17.10.2014 - Unter den deutschen Wirtschaftsforschungsinstituten mit einflussreichen Ökonomen ist das Potsdam-Institut für Klimafolgenforschung (PIK) erstmals unter den wichtigsten Zehn platziert worden. Oft wird der Klimawandel als Thema allein der Naturwissenschaften gesehen. Die Frankfurter Allgemeine Zeitung aber hat nun das PIK auch als Wirtschaftsinstitut bewertet. Hierbei erreichte es den siebten Rang, noch vor einer ganzen Reihe bekannter anderer Häuser.
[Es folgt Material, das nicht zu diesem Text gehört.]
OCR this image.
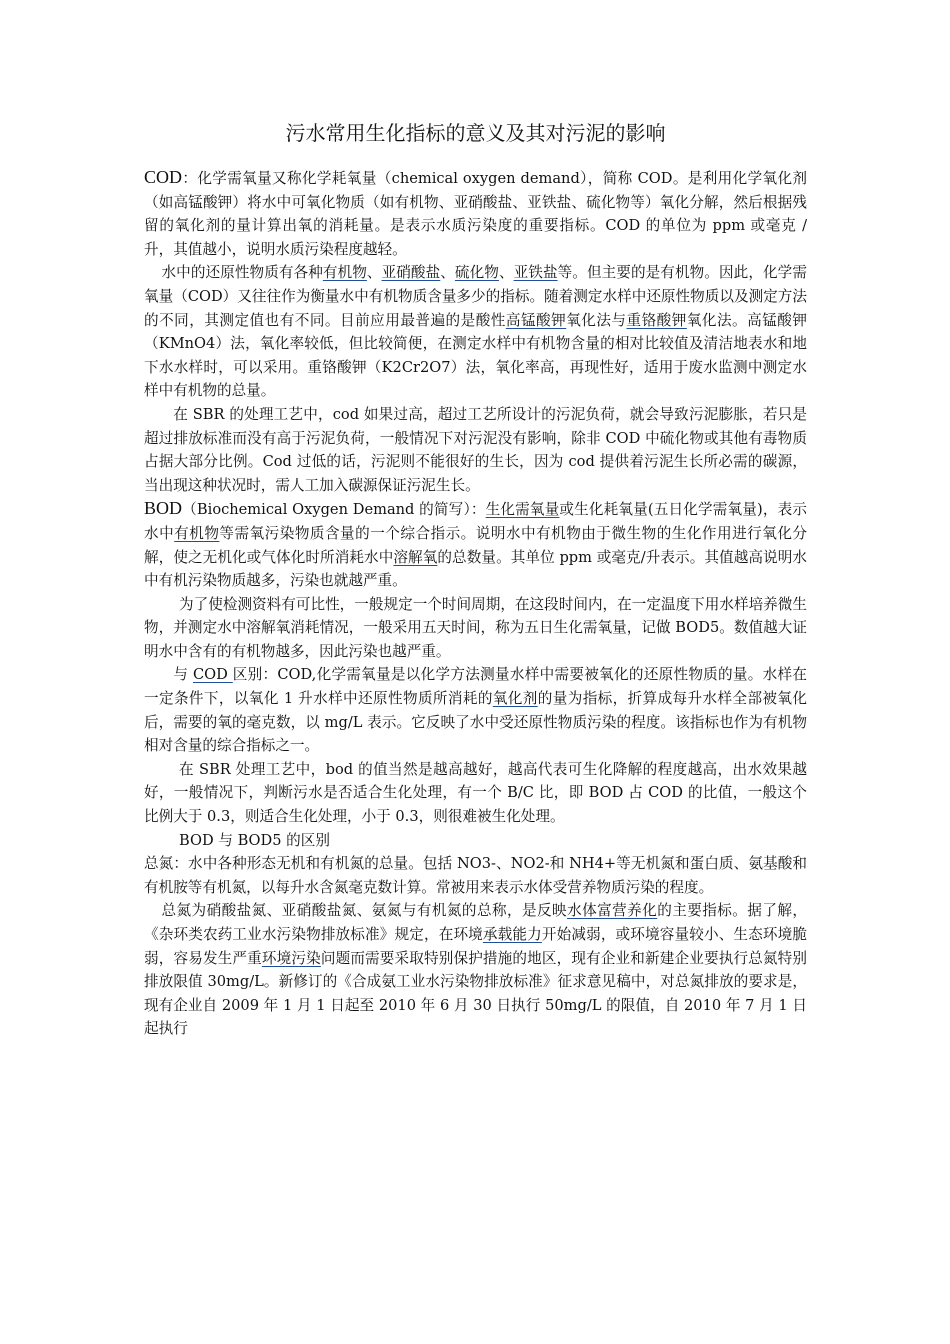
污水常用生化指标的意义及其对污泥的影响

COD：化学需氧量又称化学耗氧量（chemical oxygen demand），简称 COD。是利用化学氧化剂（如高锰酸钾）将水中可氧化物质（如有机物、亚硝酸盐、亚铁盐、硫化物等）氧化分解，然后根据残留的氧化剂的量计算出氧的消耗量。是表示水质污染度的重要指标。COD 的单位为 ppm 或毫克 / 升，其值越小，说明水质污染程度越轻。

水中的还原性物质有各种有机物、亚硝酸盐、硫化物、亚铁盐等。但主要的是有机物。因此，化学需氧量（COD）又往往作为衡量水中有机物质含量多少的指标。随着测定水样中还原性物质以及测定方法的不同，其测定值也有不同。目前应用最普遍的是酸性高锰酸钾氧化法与重铬酸钾氧化法。高锰酸钾（KMnO4）法，氧化率较低，但比较简便，在测定水样中有机物含量的相对比较值及清洁地表水和地下水水样时，可以采用。重铬酸钾（K2Cr2O7）法，氧化率高，再现性好，适用于废水监测中测定水样中有机物的总量。

在 SBR 的处理工艺中，cod 如果过高，超过工艺所设计的污泥负荷，就会导致污泥膨胀，若只是超过排放标准而没有高于污泥负荷，一般情况下对污泥没有影响，除非 COD 中硫化物或其他有毒物质占据大部分比例。Cod 过低的话，污泥则不能很好的生长，因为 cod 提供着污泥生长所必需的碳源，当出现这种状况时，需人工加入碳源保证污泥生长。

BOD（Biochemical Oxygen Demand 的简写）：生化需氧量或生化耗氧量(五日化学需氧量)，表示水中有机物等需氧污染物质含量的一个综合指示。说明水中有机物由于微生物的生化作用进行氧化分解，使之无机化或气体化时所消耗水中溶解氧的总数量。其单位 ppm 或毫克/升表示。其值越高说明水中有机污染物质越多，污染也就越严重。

为了使检测资料有可比性，一般规定一个时间周期，在这段时间内，在一定温度下用水样培养微生物，并测定水中溶解氧消耗情况，一般采用五天时间，称为五日生化需氧量，记做 BOD5。数值越大证明水中含有的有机物越多，因此污染也越严重。

与 COD 区别：COD,化学需氧量是以化学方法测量水样中需要被氧化的还原性物质的量。水样在一定条件下，以氧化 1 升水样中还原性物质所消耗的氧化剂的量为指标，折算成每升水样全部被氧化后，需要的氧的毫克数，以 mg/L 表示。它反映了水中受还原性物质污染的程度。该指标也作为有机物相对含量的综合指标之一。

在 SBR 处理工艺中，bod 的值当然是越高越好，越高代表可生化降解的程度越高，出水效果越好，一般情况下，判断污水是否适合生化处理，有一个 B/C 比，即 BOD 占 COD 的比值，一般这个比例大于 0.3，则适合生化处理，小于 0.3，则很难被生化处理。

BOD 与 BOD5 的区别

总氮：水中各种形态无机和有机氮的总量。包括 NO3-、NO2-和 NH4+等无机氮和蛋白质、氨基酸和有机胺等有机氮，以每升水含氮毫克数计算。常被用来表示水体受营养物质污染的程度。

总氮为硝酸盐氮、亚硝酸盐氮、氨氮与有机氮的总称，是反映水体富营养化的主要指标。据了解，《杂环类农药工业水污染物排放标准》规定，在环境承载能力开始减弱，或环境容量较小、生态环境脆弱，容易发生严重环境污染问题而需要采取特别保护措施的地区，现有企业和新建企业要执行总氮特别排放限值 30mg/L。新修订的《合成氨工业水污染物排放标准》征求意见稿中，对总氮排放的要求是，现有企业自 2009 年 1 月 1 日起至 2010 年 6 月 30 日执行 50mg/L 的限值，自 2010 年 7 月 1 日起执行
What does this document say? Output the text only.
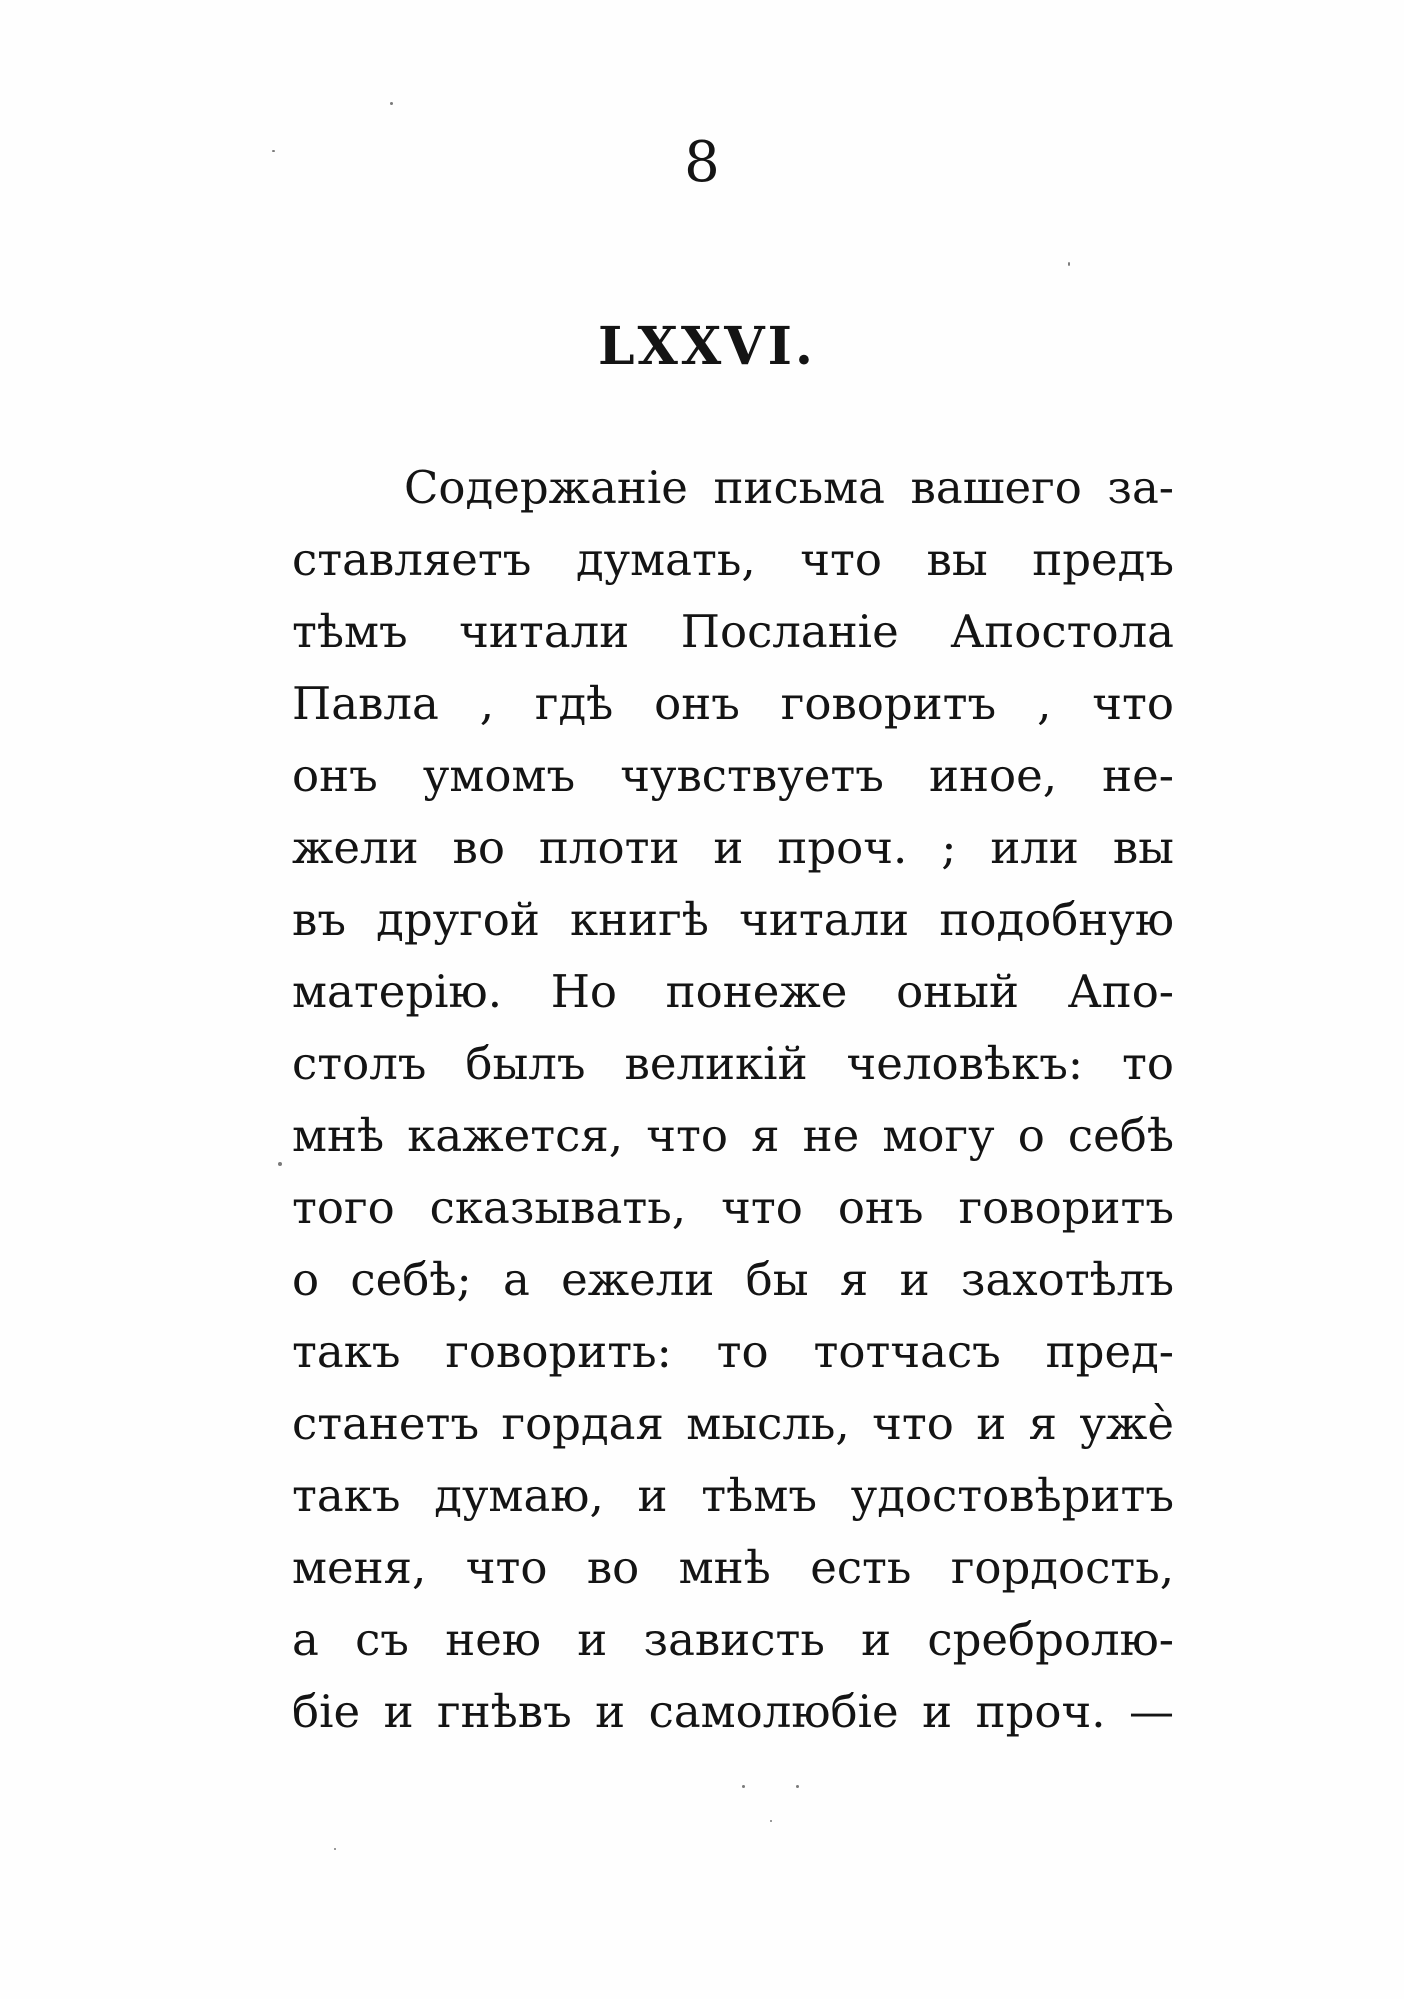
8
LXXVI.
Содержаніе письма вашего за-
ставляетъ думать, что вы предъ
тѣмъ читали Посланіе Апостола
Павла , гдѣ онъ говоритъ , что
онъ умомъ чувствуетъ иное, не-
жели во плоти и проч. ; или вы
въ другой книгѣ читали подобную
матерію. Но понеже оный Апо-
столъ былъ великій человѣкъ: то
мнѣ кажется, что я не могу о себѣ
того сказывать, что онъ говоритъ
о себѣ; а ежели бы я и захотѣлъ
такъ говорить: то тотчасъ пред-
станетъ гордая мысль, что и я ужѐ
такъ думаю, и тѣмъ удостовѣритъ
меня, что во мнѣ есть гордость,
а съ нею и зависть и сребролю-
біе и гнѣвъ и самолюбіе и проч. —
Erstplatzierter ist das Deutsche Institut für Wirtschaftsforschung.
Top-Ten-Platzierung unter Instituten für Wirtschaftsforschung

Ökonomie des Klimawandels: Der Ausstoß von Treibhausgasen aufgegliedert nach Ländergruppen und Wirtschaftsbranchen. Grafik aus Edenhofers Arbeitsgruppe III des Weltklimarats IPCC, aus dem Fünften Sachstandsbericht

Entscheidend für das gute Abschneiden war der PIK-Chefökonom Ottmar Edenhofer. Als – laut Definition der Zeitung – „einflussreicher Ökonom“ kann er nicht nur als Autor zahlreicher stark zitierter Studien gelten, sondern auch wegen seiner Rolle als Ko-Vorsitzender der Arbeitsgruppe zum Klimaschutz im Weltklimarat IPCC. Unter den Universitäten mit den einflussreichsten Ökonomen gelangte die Technische Universität auf den zweiten Platz – unter anderem, weil Edenhofer dort lehrt. Er war zuvor bereits in einem Ranking unter den wichtigsten deutschen Wirtschaftsforschern aufgeführt worden.